Alfredsons Regie wird unterstützt durch eine perfekte Ausstattung, die diese Welt zum Leben erweckt. Die Umsetzung des Circus ist beeindruckend und im Zusammenspiel mit wundervoller Kameraarbeit durchaus atemberaubend, auch wenn das meiste hier nach alten Containern anmutet. Die Zeit, in der der Film spielt wird sehr treffend umgesetzt. Dies wird mit einem sehr guten, wennauch eher subtilen Score von Alberto Iglesias abgerundet, der bereits die Musik für Der Ewige Gärtner schrieb und für beide Filme eine Oscar-Nominierung kassierte.

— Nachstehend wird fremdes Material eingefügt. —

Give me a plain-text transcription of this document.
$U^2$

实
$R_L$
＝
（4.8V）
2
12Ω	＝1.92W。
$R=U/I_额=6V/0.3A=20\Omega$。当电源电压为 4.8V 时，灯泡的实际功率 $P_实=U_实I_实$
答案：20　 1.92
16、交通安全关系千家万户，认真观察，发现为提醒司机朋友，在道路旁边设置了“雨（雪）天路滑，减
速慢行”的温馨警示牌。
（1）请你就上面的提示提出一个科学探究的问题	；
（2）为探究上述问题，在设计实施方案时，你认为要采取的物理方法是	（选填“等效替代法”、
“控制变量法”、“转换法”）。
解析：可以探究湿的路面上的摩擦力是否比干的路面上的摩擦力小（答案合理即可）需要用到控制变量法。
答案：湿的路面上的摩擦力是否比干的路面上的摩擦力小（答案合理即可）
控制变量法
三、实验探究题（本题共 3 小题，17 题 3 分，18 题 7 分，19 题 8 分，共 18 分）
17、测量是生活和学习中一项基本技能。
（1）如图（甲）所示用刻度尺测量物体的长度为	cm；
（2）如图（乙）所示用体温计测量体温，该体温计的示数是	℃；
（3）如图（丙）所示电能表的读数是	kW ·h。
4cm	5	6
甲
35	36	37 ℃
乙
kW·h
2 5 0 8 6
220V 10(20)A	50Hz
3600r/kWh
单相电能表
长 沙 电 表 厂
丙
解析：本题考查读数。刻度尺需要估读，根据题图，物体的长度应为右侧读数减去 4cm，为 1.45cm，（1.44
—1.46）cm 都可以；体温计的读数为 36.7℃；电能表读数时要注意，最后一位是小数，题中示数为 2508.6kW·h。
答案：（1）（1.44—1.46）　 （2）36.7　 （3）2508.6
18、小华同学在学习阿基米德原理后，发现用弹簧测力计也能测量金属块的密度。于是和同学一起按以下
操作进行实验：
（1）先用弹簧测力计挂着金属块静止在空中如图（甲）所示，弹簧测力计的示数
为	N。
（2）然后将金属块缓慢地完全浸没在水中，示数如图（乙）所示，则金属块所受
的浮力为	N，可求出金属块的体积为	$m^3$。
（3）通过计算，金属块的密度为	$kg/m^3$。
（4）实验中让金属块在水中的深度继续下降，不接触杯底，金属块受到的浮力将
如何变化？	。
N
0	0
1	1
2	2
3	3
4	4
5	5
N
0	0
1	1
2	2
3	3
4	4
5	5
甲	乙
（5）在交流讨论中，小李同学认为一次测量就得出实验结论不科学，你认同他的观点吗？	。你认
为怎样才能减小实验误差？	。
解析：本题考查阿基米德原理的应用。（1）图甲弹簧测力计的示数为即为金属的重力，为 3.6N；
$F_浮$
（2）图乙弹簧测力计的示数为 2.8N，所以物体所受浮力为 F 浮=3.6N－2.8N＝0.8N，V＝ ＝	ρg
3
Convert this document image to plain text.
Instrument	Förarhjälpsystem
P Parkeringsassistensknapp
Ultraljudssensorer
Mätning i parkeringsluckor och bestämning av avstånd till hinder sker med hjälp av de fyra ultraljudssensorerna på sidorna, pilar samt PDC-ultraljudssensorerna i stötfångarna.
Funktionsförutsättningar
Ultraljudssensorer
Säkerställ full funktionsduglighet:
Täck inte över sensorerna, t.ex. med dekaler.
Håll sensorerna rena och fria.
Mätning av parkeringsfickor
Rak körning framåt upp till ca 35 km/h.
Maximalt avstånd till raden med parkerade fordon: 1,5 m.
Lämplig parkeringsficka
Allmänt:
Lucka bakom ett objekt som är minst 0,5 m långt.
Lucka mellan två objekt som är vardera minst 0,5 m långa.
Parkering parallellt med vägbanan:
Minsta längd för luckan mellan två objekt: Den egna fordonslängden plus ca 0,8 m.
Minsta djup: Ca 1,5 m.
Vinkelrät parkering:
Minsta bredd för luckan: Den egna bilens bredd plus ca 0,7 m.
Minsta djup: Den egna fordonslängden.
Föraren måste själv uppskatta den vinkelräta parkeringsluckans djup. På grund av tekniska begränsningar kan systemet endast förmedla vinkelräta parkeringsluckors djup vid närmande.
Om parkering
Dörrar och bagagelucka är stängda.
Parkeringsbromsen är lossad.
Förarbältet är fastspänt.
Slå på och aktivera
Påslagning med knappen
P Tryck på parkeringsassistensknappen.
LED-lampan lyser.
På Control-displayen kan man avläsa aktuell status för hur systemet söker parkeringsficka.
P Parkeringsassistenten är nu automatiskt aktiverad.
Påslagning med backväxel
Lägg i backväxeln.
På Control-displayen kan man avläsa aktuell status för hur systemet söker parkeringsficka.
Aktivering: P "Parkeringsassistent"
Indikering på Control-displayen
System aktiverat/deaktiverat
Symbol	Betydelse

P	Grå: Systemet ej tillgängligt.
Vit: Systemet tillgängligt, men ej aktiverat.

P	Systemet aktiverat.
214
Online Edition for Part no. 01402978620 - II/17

Trotz allem merkt man aber, dass es sich hierbei um die Umsetzung von einem sehr komplexen Werk handelt. Vieles wurde mit Sicherheit ausgelassen und gekürzt und obwohl dabei ein sehr befriedigendes Ergebnis herauskam, kommt man nicht umhin, das Gefühl zu haben, dass irgendetwas fehlt, auch wenn alle einzelnen Teile an und für sich perfekt sind. Es ist ein Film, der nicht nur vollste Aufmerksamkeit erfordert, sondern vielleicht auch ein wiederholtes Anschauen, um alle Nuancen zu erfassen. Eine etwas längere Laufzeit hätte es den Filmemachern vielleicht erlaubt, die Geschichte noch mehr zu entfalten. Die vier Verdächtigen werden nicht sehr ausführlich eingeführt, sodass die Enthüllung des Verräters am Ende nicht als eine große Überraschung daherkommt, das man sich um diese Charaktere einfach nicht so sehr kümmert. Es ist ein sehr interessanter Einblick in diese Welt, aber man bleibt dennoch etwas außen vor.

Fazit

Dame, König, As, Spion ist ein komplexer Thriller mit herausragenden schauspielerischen Leistungen, der den einen oder anderen Zuschauer vielleicht überfordern wird. Wenn man sich aber auf das Labyrinth einlässt, wird mit einer beklemmend realistisch erschaffenen Welt belohnt.